Diz a lenda, entre os barrageiros, que uma velha sempre aparecia entre os trabalhadores. Uma senhora de idade avançada (aparência de mais de 80 anos) que surgia misteriosamente nas avançadas horas para trabalhadores como vigias, operadores de máquinas pesadas, motoristas,  etc. Aparecia sempre para uma pessoa que estivesse sozinha. Sua aparição para um trabalhador nunca deixou testemunha. Por isso muitos acreditam que se tratava de uma fantasia provocada pelo cansaço ou então pelo medo do sobrenatural, como sempre acontece. Mas o interessante é que a descrição da figura em questão era sempre a mesma... Pessoa idosa, humilde, vestida com roupas simples mas sempre limpa. Enfim uma pessoa como muitas outras que habitavam aquelas paragens nos anos 50 e 60. Entre os barrageiros dizia-se que se tratava de uma senhora que morava naquelas matas na companhia de um filho, homem de mais ou menos 50 anos.

A região, nos meados do século passado, era ocupada por grandes proprietários cujas posses eram de legalidade duvidosa. Não sabiam quanto tinham de terra, nem onde eram exatamente as divisas de cada um. Região coberta por uma mata de transição (mata atlântica e cerrado propriamente dito). Com grandes ipês, paineiras imensas, peroba rosa e muitas, mas muitas mesmo, como ainda hoje,  aroeiras. Pecuaristas da Alta Sorocabana tinham como famosas as aroeiras da região de Pereira Barreto. Terra, madeira, água, peixe e caça tinha pra quem quisesse. Os fazendeiros acabavam deixando os compadres e conhecidos fazerem seus ranchos de pau a pique em local onde houvesse  água fácil.
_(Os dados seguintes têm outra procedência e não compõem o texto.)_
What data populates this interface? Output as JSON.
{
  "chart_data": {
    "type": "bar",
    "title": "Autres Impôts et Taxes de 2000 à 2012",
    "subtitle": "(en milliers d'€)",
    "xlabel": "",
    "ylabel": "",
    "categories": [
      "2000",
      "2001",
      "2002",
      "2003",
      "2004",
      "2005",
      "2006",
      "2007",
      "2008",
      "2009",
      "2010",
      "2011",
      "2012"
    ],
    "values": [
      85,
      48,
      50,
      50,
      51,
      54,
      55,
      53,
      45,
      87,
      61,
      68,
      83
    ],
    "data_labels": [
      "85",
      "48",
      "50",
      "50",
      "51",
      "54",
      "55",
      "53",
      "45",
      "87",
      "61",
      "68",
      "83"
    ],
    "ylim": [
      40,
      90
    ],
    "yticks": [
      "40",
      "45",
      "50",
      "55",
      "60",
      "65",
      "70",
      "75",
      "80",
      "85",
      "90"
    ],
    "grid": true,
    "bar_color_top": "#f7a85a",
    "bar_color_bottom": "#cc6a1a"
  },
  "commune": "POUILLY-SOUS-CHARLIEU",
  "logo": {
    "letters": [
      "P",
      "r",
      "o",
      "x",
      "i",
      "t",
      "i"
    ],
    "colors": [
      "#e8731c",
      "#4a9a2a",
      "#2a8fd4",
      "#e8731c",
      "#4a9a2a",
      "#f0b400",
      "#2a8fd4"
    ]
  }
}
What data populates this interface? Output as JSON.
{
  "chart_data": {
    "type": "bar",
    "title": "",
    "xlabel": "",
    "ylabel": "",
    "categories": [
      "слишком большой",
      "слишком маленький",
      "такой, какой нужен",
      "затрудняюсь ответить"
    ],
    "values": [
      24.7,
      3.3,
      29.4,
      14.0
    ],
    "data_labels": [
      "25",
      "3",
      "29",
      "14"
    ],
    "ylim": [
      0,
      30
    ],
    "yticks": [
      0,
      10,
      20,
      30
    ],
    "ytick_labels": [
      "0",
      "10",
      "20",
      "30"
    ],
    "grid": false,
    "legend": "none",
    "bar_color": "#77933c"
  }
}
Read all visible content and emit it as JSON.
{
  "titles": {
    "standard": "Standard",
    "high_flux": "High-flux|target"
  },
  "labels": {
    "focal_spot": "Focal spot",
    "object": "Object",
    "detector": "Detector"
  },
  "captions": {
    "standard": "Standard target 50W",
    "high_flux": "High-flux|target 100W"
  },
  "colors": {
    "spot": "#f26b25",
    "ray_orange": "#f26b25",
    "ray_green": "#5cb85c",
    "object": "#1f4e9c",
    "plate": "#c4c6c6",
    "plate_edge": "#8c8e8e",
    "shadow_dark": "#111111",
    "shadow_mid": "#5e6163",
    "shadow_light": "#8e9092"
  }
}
Quando tinha o que fazer (derrubadas, cercas), trabalhavam pro fazendeiro. Quando não, tocavam seu próprio roçado. Plantavam milho, arroz, feijão, mandioca. Criavam uns porquinhos, galinhas, e às vezes até umas cabeças de gado pra garantir  fartura de leite.Conta a lenda que assim vivia aquela família naqueles ermos. Até que no final dos anos 50 e início dos 60, entra um outro personagem na história. O Governo. O progresso tinha necessidade do aumento da produção de energia elétrica. O Paranasão, o Tietê, o S. José dos Dourados entravam com uma matéria prima barata e limpa : água. A região de Urubupungá começou a aparecer nas manchetes dos grandes jornais e nas conversas ao pé do fogo dos matutos daquela região. Como, quem conta um conto aumenta um ponto, dá pra se imaginar o que se ouvia ali nas conversas de compadres e conhecidos, além do som de uma violinha humilde e teimosa. Comentava-se que o governo ia desapropriar toda a região, pagando aos fazendeiros "aquilo que a lei determinava" e, aos restantes... Bem aos restantes sobraria aquilo que até hoje sempre sobra...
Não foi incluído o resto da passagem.